David Colquhoun puts it better than I

A minor aspect of the endarkenment has been a resurgence in magical and superstitious ideas about medicine. The existence of homeopaths on the high street won't usually do too much harm. Their sugar pills contain nothing and they won't poison your body. The greater danger is that they poison your mind.

It is true that consulting a homeopath could endanger your health if it delays proper diagnosis, or if they recommend sugar pills to prevent malaria, but the real objection is cultural. Homeopaths are a manifestation of a society in which wishful thinking matters more than truth; a society where what I say three times is true and never mind the facts.

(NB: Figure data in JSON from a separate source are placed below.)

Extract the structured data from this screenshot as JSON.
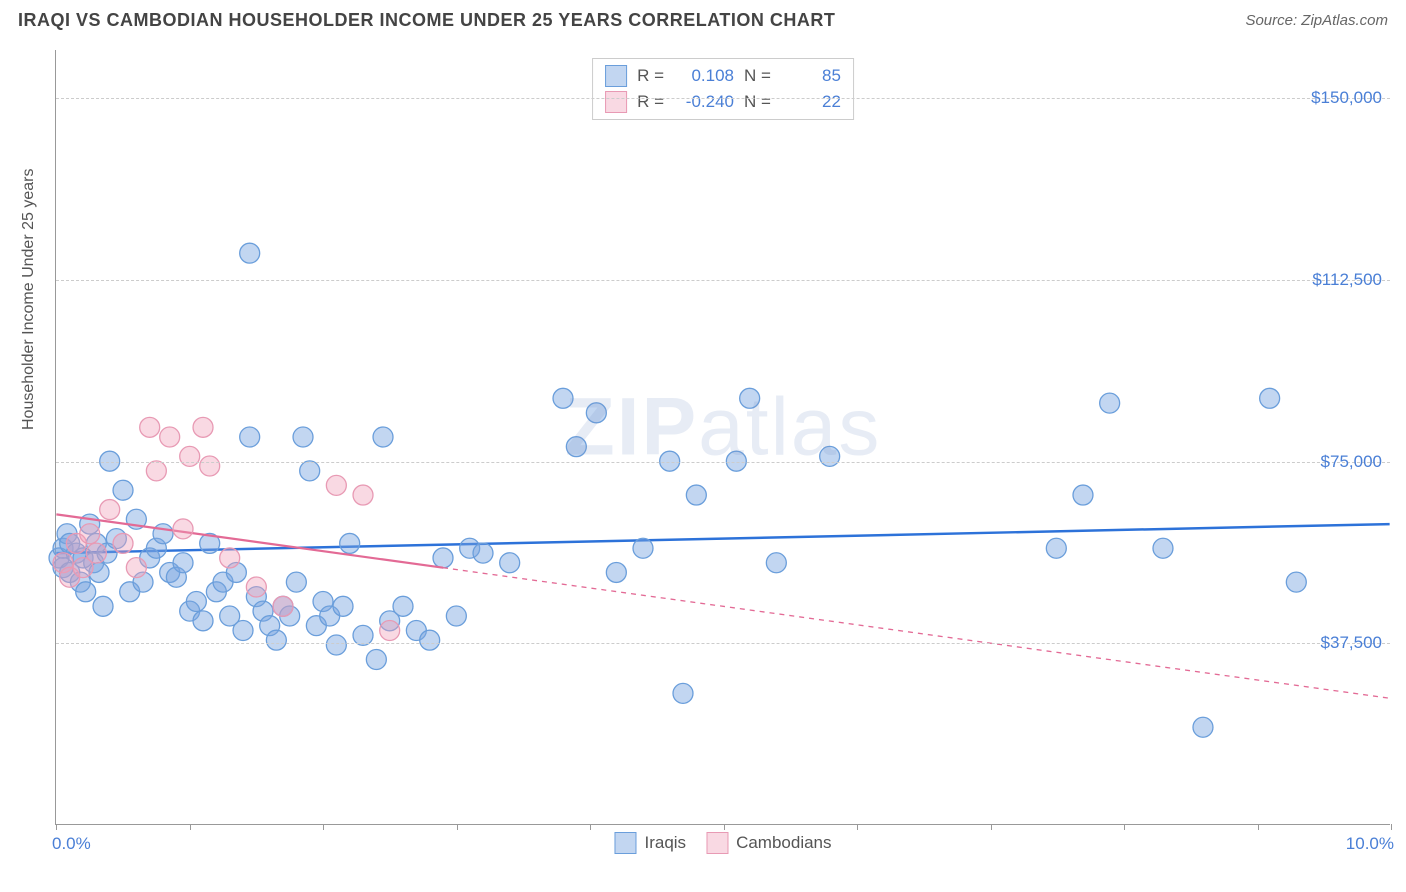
{
  "header": {
    "title": "IRAQI VS CAMBODIAN HOUSEHOLDER INCOME UNDER 25 YEARS CORRELATION CHART",
    "source": "Source: ZipAtlas.com"
  },
  "chart": {
    "type": "scatter",
    "ylabel": "Householder Income Under 25 years",
    "xlim": [
      0,
      10
    ],
    "ylim": [
      0,
      160000
    ],
    "x_tick_positions": [
      0,
      1,
      2,
      3,
      4,
      5,
      6,
      7,
      8,
      9,
      10
    ],
    "x_labels": {
      "start": "0.0%",
      "end": "10.0%"
    },
    "y_ticks": [
      {
        "value": 37500,
        "label": "$37,500"
      },
      {
        "value": 75000,
        "label": "$75,000"
      },
      {
        "value": 112500,
        "label": "$112,500"
      },
      {
        "value": 150000,
        "label": "$150,000"
      }
    ],
    "grid_color": "#cccccc",
    "background_color": "#ffffff",
    "axis_color": "#999999",
    "tick_label_color": "#4a7fd6",
    "marker_radius": 10,
    "marker_stroke_width": 1.3,
    "series": [
      {
        "name": "Iraqis",
        "fill_color": "rgba(120,165,225,0.45)",
        "stroke_color": "#6a9edb",
        "r_value": "0.108",
        "n_value": "85",
        "trend": {
          "slope": 600,
          "intercept": 56000,
          "color": "#2d72d9",
          "width": 2.5,
          "dash": "none",
          "solid_xmax": 10
        },
        "points": [
          [
            0.02,
            55000
          ],
          [
            0.05,
            53000
          ],
          [
            0.05,
            57000
          ],
          [
            0.08,
            60000
          ],
          [
            0.1,
            52000
          ],
          [
            0.1,
            58000
          ],
          [
            0.15,
            56000
          ],
          [
            0.18,
            50000
          ],
          [
            0.2,
            55000
          ],
          [
            0.22,
            48000
          ],
          [
            0.25,
            62000
          ],
          [
            0.28,
            54000
          ],
          [
            0.3,
            58000
          ],
          [
            0.32,
            52000
          ],
          [
            0.35,
            45000
          ],
          [
            0.38,
            56000
          ],
          [
            0.4,
            75000
          ],
          [
            0.45,
            59000
          ],
          [
            0.5,
            69000
          ],
          [
            0.55,
            48000
          ],
          [
            0.6,
            63000
          ],
          [
            0.65,
            50000
          ],
          [
            0.7,
            55000
          ],
          [
            0.75,
            57000
          ],
          [
            0.8,
            60000
          ],
          [
            0.85,
            52000
          ],
          [
            0.9,
            51000
          ],
          [
            0.95,
            54000
          ],
          [
            1.0,
            44000
          ],
          [
            1.05,
            46000
          ],
          [
            1.1,
            42000
          ],
          [
            1.15,
            58000
          ],
          [
            1.2,
            48000
          ],
          [
            1.25,
            50000
          ],
          [
            1.3,
            43000
          ],
          [
            1.35,
            52000
          ],
          [
            1.4,
            40000
          ],
          [
            1.45,
            80000
          ],
          [
            1.45,
            118000
          ],
          [
            1.5,
            47000
          ],
          [
            1.55,
            44000
          ],
          [
            1.6,
            41000
          ],
          [
            1.65,
            38000
          ],
          [
            1.7,
            45000
          ],
          [
            1.75,
            43000
          ],
          [
            1.8,
            50000
          ],
          [
            1.85,
            80000
          ],
          [
            1.9,
            73000
          ],
          [
            1.95,
            41000
          ],
          [
            2.0,
            46000
          ],
          [
            2.05,
            43000
          ],
          [
            2.1,
            37000
          ],
          [
            2.15,
            45000
          ],
          [
            2.2,
            58000
          ],
          [
            2.3,
            39000
          ],
          [
            2.4,
            34000
          ],
          [
            2.45,
            80000
          ],
          [
            2.5,
            42000
          ],
          [
            2.6,
            45000
          ],
          [
            2.7,
            40000
          ],
          [
            2.8,
            38000
          ],
          [
            2.9,
            55000
          ],
          [
            3.0,
            43000
          ],
          [
            3.1,
            57000
          ],
          [
            3.2,
            56000
          ],
          [
            3.4,
            54000
          ],
          [
            3.8,
            88000
          ],
          [
            3.9,
            78000
          ],
          [
            4.05,
            85000
          ],
          [
            4.2,
            52000
          ],
          [
            4.4,
            57000
          ],
          [
            4.6,
            75000
          ],
          [
            4.7,
            27000
          ],
          [
            4.8,
            68000
          ],
          [
            5.1,
            75000
          ],
          [
            5.2,
            88000
          ],
          [
            5.4,
            54000
          ],
          [
            5.8,
            76000
          ],
          [
            7.5,
            57000
          ],
          [
            7.7,
            68000
          ],
          [
            7.9,
            87000
          ],
          [
            8.3,
            57000
          ],
          [
            8.6,
            20000
          ],
          [
            9.1,
            88000
          ],
          [
            9.3,
            50000
          ]
        ]
      },
      {
        "name": "Cambodians",
        "fill_color": "rgba(240,160,185,0.4)",
        "stroke_color": "#e89ab4",
        "r_value": "-0.240",
        "n_value": "22",
        "trend": {
          "slope": -3800,
          "intercept": 64000,
          "color": "#e36a95",
          "width": 2.2,
          "dash": "5,5",
          "solid_xmax": 2.9
        },
        "points": [
          [
            0.05,
            54000
          ],
          [
            0.1,
            51000
          ],
          [
            0.15,
            58000
          ],
          [
            0.2,
            53000
          ],
          [
            0.25,
            60000
          ],
          [
            0.3,
            56000
          ],
          [
            0.4,
            65000
          ],
          [
            0.5,
            58000
          ],
          [
            0.6,
            53000
          ],
          [
            0.7,
            82000
          ],
          [
            0.75,
            73000
          ],
          [
            0.85,
            80000
          ],
          [
            0.95,
            61000
          ],
          [
            1.0,
            76000
          ],
          [
            1.1,
            82000
          ],
          [
            1.15,
            74000
          ],
          [
            1.3,
            55000
          ],
          [
            1.5,
            49000
          ],
          [
            1.7,
            45000
          ],
          [
            2.1,
            70000
          ],
          [
            2.3,
            68000
          ],
          [
            2.5,
            40000
          ]
        ]
      }
    ],
    "legend_top_labels": {
      "r": "R =",
      "n": "N ="
    },
    "legend_bottom_labels": [
      "Iraqis",
      "Cambodians"
    ],
    "watermark": {
      "part1": "ZIP",
      "part2": "atlas"
    }
  }
}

If this attitude were restricted to half-educated herbalists and crackpot crystal gazers, perhaps one could shrug it off. But the endarkenment extends to the highest reaches of the media, government and universities. And it corrupts science itself.

Even respectable newspapers still run nonsensical astrology columns and respected members of parliament seem quite unaware of what constitutes evidence. Conservative MP David Tredinnick advocated homeopathic treatment of foot and mouth disease and Lord Hunt, as health minister, referred to 'psychic surgery' as a "profession" in a letter written in response to question by a clinical scientist.